To provide a comprehensive review of the pharmacotherapy associated with the provision of mechanical circulatory support (MCS) to patients with end-stage heart failure and guidance regarding the selection, assessment, and optimization of drug therapy for this population.

Data Sources:

The MEDLINE/PubMed, EMBASE, and Cochrane databases were searched from 1960 to July 2010 for articles published in English using the search terms mechanical circulatory support, ventricular assist system, ventricular assist device, left ventricular assist device, right ventricular assist device, biventricular assist device, total artificial heart, pulsatile, positive displacement, axial, centrifugal, hemostasis, bleeding, hemodynamic, blood pressure, thrombosis, antithrombotic therapy, anticoagulant, antiplatelet, right ventricular failure, ventricular arrhythmia, anemia, arteriovenous malformation, stroke, infection, and clinical pharmacist.

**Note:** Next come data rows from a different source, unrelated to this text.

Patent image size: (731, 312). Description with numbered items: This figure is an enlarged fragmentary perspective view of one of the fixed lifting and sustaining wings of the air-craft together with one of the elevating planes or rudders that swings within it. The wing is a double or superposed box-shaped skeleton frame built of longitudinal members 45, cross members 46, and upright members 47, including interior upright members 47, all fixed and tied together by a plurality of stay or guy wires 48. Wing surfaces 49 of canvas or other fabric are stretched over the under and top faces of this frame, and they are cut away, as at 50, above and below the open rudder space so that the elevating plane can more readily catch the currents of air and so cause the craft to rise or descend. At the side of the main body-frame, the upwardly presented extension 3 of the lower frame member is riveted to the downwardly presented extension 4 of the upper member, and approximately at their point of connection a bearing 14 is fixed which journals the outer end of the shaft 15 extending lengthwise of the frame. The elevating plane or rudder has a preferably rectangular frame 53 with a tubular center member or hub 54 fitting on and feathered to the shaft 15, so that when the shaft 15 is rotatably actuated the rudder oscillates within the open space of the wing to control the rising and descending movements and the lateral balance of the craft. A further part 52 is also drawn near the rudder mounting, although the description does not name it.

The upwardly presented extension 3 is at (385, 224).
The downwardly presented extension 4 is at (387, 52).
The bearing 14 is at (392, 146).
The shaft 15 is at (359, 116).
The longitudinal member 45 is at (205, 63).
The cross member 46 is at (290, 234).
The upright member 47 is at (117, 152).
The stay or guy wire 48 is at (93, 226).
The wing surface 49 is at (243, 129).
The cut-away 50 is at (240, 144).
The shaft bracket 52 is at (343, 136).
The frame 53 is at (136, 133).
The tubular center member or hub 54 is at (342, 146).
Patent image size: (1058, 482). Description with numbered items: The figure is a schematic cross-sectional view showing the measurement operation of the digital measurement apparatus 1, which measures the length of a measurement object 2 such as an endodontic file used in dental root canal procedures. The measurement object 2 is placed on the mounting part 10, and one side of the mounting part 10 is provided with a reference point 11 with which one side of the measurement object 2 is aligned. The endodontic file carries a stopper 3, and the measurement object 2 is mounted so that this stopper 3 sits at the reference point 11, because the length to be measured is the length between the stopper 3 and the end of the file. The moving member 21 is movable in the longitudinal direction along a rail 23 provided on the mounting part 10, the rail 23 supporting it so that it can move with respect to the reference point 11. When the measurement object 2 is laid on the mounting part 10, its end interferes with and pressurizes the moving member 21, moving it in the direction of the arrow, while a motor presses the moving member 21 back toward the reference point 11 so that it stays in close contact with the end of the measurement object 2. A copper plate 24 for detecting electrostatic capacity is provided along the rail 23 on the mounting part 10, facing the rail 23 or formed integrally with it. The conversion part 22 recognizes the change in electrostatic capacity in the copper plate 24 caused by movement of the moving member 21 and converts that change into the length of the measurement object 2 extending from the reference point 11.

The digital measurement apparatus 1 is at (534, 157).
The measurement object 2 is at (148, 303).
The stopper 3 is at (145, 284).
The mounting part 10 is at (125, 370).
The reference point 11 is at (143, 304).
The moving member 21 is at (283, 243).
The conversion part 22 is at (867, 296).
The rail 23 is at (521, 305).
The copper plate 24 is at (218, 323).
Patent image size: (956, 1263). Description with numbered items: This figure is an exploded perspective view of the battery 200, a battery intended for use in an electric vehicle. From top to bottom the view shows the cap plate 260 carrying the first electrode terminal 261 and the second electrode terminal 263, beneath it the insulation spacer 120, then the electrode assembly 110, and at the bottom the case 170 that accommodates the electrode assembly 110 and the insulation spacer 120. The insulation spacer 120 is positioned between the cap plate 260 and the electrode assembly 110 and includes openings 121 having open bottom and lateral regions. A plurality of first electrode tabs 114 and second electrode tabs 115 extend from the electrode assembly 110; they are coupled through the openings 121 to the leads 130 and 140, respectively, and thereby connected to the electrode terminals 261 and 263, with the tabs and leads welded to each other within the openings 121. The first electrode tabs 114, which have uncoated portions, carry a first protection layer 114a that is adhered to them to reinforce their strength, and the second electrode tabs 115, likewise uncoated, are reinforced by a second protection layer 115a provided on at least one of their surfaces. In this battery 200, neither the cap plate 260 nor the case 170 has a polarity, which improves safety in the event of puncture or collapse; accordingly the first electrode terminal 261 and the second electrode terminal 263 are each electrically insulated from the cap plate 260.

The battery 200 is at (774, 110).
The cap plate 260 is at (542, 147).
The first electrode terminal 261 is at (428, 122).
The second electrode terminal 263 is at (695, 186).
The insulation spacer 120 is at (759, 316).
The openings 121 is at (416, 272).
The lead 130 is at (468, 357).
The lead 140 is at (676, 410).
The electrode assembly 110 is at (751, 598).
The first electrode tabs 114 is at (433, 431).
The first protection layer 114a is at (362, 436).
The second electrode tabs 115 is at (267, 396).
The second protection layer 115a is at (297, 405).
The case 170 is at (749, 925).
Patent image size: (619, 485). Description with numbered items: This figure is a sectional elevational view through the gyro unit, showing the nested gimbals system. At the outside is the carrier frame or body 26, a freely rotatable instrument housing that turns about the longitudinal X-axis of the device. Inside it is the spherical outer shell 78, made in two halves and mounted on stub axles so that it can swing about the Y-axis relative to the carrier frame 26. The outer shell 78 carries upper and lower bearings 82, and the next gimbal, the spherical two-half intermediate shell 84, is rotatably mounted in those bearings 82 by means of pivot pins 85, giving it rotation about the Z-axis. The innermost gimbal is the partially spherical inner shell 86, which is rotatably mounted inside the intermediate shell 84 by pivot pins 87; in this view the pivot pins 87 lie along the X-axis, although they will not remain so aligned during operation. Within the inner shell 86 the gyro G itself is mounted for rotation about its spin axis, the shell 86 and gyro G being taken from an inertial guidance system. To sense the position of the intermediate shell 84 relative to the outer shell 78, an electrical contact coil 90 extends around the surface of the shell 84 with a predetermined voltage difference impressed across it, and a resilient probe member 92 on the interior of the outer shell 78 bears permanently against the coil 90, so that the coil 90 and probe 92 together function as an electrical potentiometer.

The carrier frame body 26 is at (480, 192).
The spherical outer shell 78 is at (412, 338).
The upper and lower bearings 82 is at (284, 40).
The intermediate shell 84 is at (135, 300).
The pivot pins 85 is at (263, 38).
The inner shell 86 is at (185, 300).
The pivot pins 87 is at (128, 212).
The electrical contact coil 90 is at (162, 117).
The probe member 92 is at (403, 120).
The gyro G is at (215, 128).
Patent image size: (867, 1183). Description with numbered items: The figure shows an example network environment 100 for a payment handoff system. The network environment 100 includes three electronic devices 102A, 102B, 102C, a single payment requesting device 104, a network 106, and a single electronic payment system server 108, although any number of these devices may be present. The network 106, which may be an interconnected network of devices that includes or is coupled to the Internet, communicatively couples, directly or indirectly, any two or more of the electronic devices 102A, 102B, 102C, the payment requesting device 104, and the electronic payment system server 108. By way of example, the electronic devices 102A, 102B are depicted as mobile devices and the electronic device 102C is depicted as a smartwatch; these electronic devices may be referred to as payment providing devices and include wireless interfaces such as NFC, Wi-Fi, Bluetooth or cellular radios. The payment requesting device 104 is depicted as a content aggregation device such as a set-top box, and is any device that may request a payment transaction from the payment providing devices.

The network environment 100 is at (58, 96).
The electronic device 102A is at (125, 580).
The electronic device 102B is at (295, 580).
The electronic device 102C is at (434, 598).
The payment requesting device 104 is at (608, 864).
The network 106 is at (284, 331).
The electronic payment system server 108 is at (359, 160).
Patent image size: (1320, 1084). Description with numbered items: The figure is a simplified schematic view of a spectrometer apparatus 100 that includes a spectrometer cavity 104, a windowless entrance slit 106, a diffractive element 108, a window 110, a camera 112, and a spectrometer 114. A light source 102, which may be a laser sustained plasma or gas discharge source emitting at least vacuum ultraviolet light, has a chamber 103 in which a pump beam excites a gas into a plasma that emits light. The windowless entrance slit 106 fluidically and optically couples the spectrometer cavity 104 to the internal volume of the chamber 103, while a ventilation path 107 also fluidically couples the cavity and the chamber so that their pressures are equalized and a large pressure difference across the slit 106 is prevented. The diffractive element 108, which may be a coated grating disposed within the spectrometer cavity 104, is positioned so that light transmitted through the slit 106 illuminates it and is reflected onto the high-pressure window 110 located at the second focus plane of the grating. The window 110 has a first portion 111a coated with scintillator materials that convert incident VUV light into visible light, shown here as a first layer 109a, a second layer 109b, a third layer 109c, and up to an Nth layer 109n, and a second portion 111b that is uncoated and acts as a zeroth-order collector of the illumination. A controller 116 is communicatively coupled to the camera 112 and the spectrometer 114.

Study Selection And Data Extraction:

All relevant original studies, metaanalyses, systematic reviews, guidelines, and reviews were assessed for inclusion. References from pertinent articles were examined for content not found during the initial search.

Data Synthesis:

MCS has advanced significantly since the first left ventricular assist device was implanted in 1966. Further advancements in MCS technology that occurred in the tatter decade are changing the overall management of end-stage heart failure care and cardiac transplantation. These pumps allow for improved bridge-to-transplant rates, enhanced survival, and quality of life. Pharmacotherapy associated with MCS devices may optimize the performance of the pumps and improve patient outcomes, as well as minimize morbidity related to their adverse effects. This review highlights the knowledge needed to provide appropriate clinical pharmacy services for patients supported by MCS devices.

Conclusions:

The HeartMate II clinical investigators called for the involvement of pharmacists in MCS patient assessment and optimization. Pharmacotherapeutic management of patients supported with MCS devices requires individualized care, with pharmacists as part of the team, based on the characteristics of each pump and recipient.